Monday 30 April 2018

ITSHE SLUTSKI


ITSHE SLUTSKI (April 12, 1912-winter 1944)
            He was born in the town of Lakhve (Lyakhivtsi), Polesia, into a poor religious family.  He studied in religious elementary schools and the Mir Yeshiva, before taking up a secular education and music.  He served in the Polish army (1933-1934) and later lived in Warsaw.  In 1936 he was living in Danzig.  In 1938 he immigrated to the United States but was not allowed to enter the country, although his father had already years before been living in New York.  He stayed for a time at Ellis Island, from whence he was shipped back to Europe.  From April 1942 he belonged to a secret group in the Lakhve ghetto.  When the Germans in September 1942 wanted to lead the ghetto population to their deaths, the Jews set fire to all the houses in the ghetto and launched an uprising which secret ghetto groups in which Slutski was actively involved had planned earlier.  After the uprising Slutski and hundreds of rescued people hid out in the marshes and forests of Polesia.  He later joined a Soviet partisan division.  He also led a partisan group in the Minsk region.  Moscow’s Eynikeyt (Unity) of May 1943 published his piece, “A briv tsum foter in amerike” (A little to Father in America), which was republished in various Yiddish newspapers—as well as in Israel’s Mishmar (Gueard) in Tel Aviv (December 29, 1943), Morgn-frayhayt (Morning freedom) in New York (March 30, 1944), and the remembrance volume Rishonim lamered lakhva (Lakhva, the first to revolt) (Jerusalem-Tel Aviv, 1957), pp. 485-88.  He died in the marshes of Lyuban, Byelorussia.  In book form: Inmitn, lider (In the midst, poetry) (Warsaw, 1939), 108 pp.  The first printing of his book was almost entirely destroyed by fire in Warsaw.  A series of poems from the book was dedicated to the composers: Tchaikovsky, Mendelssohn-Bartholdy, Verdi, Chopin, Berlioz, Schubert, and Beethoven.  He also had in manuscript a volume of translated poems, “Oys der hebreisher lirik” (From the Hebrew lyric).  (His father, LIPE SLUTSKI, died in Brooklyn, New York, on February 25, 1964.)
            Inmitn is a volume of poems,” wrote Yankev Glatshteyn, “that literally implores us to tremble and shiver.  In every poem one finds a fleeting line or a surprising word, a poetic affectation, or an original image….  Of course, the poet sings of his loneliness, but he sings with forceful lines and his own visual images.”

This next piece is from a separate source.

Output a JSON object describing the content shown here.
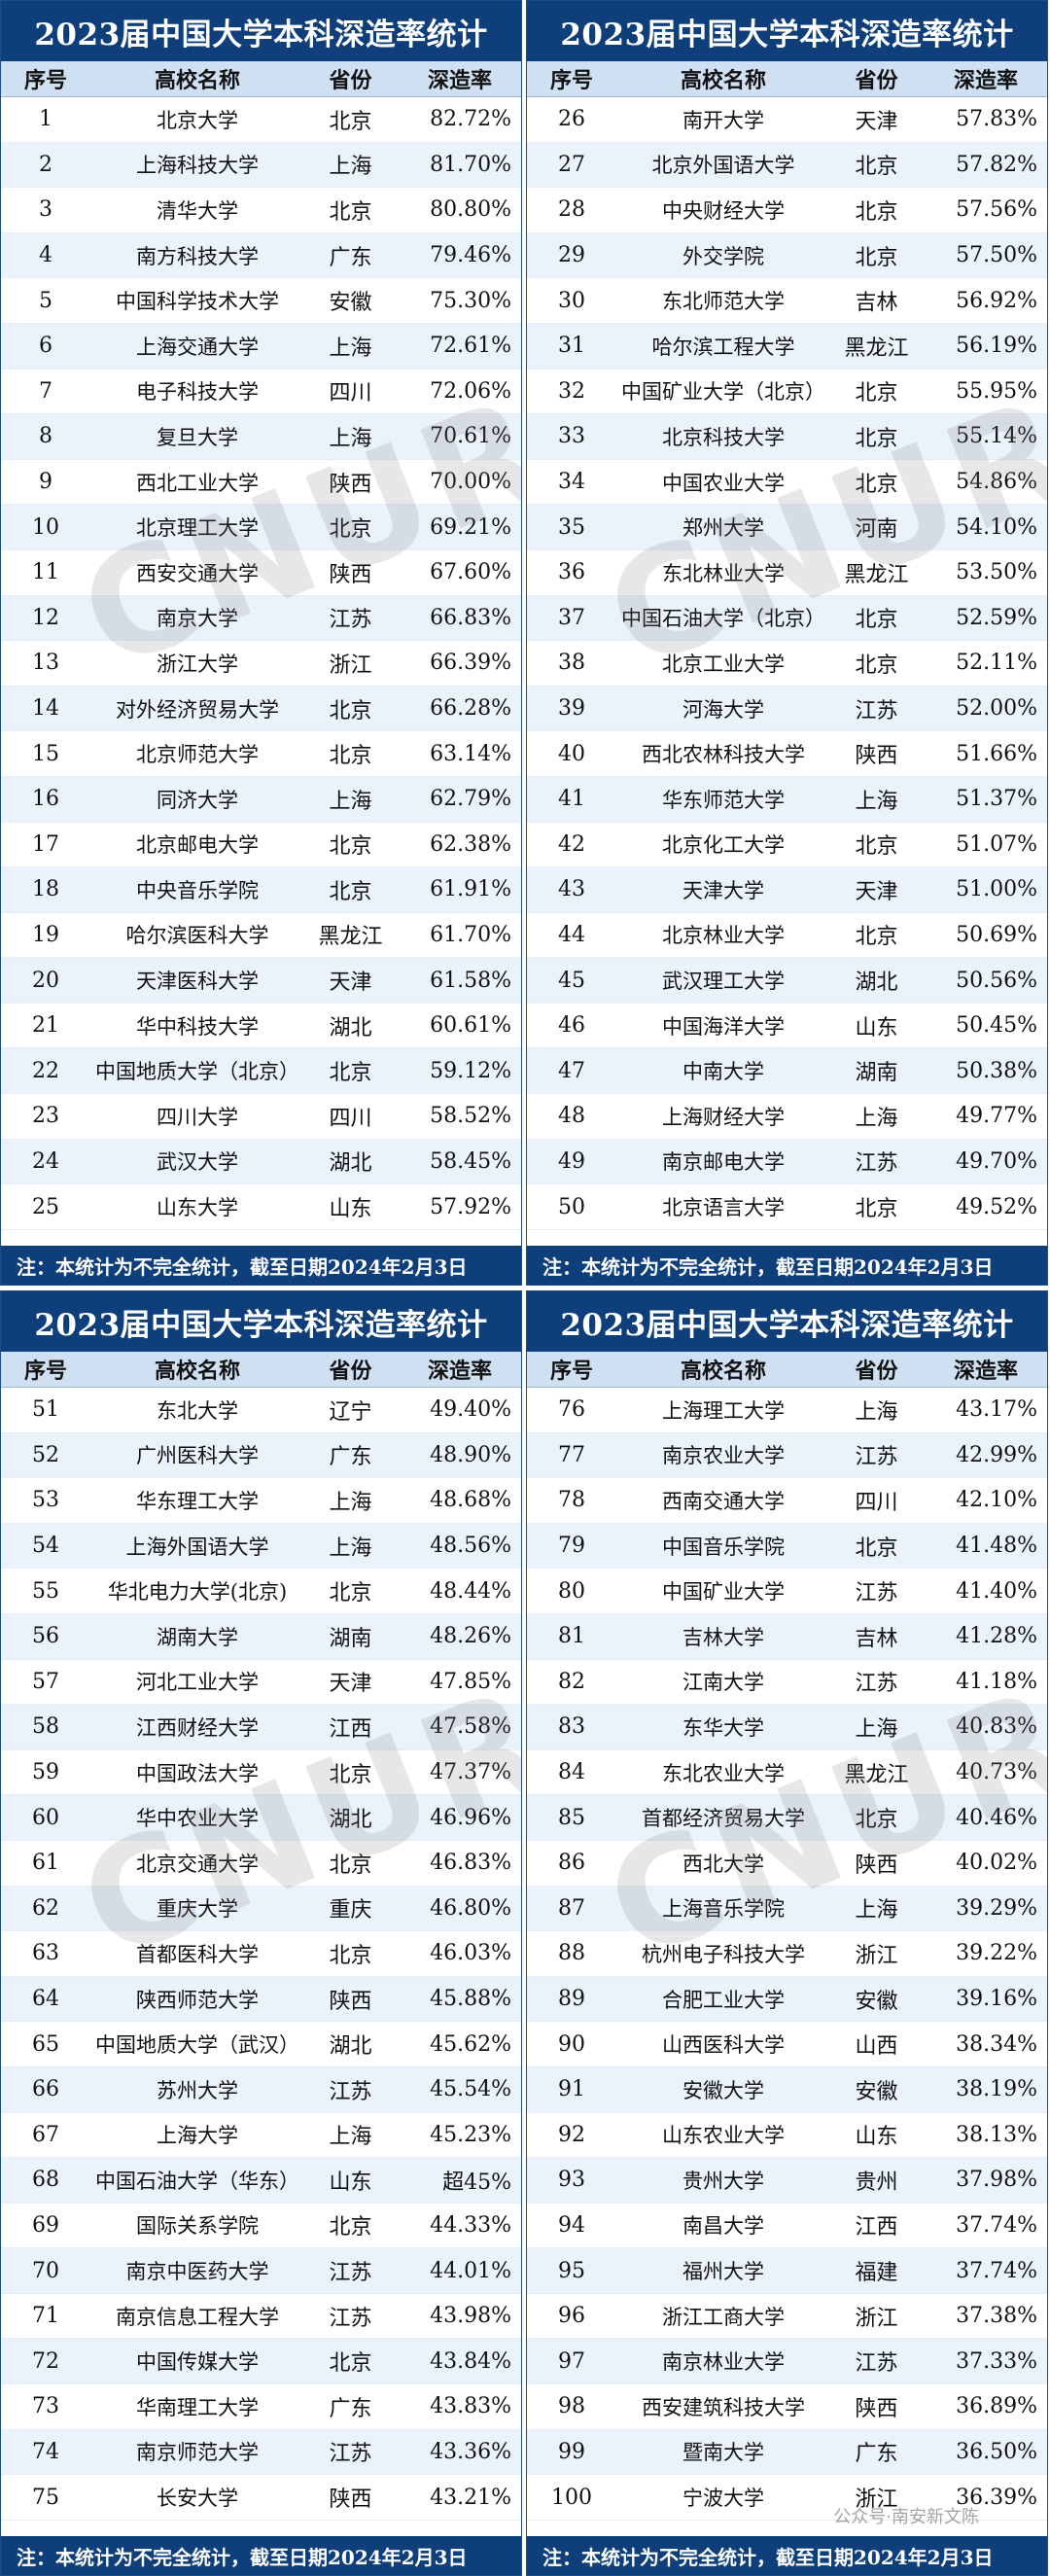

Sources: Y. Likhtenberg, “Partizaner in kamf” (Partisans in battle), in Rishonim lamered lakhva (Lakhva, the first to revolt) (Jerusalem-Tel Aviv, 1957), p. 460; H. A. Mikhaeli, in Rishonim lamered lakhva; Mikhaeli, in A heym (a [D. P.] camp newspaper in Germany) 21 (September 1946); B. Elis, in Forverts (New York) (March 6, 1964); Yankev Glatshteyn, “A tragish-farzeener poet” (A tragic, neglected poet), Tog-morgn-zhurnal (New York) (March 22, 1964).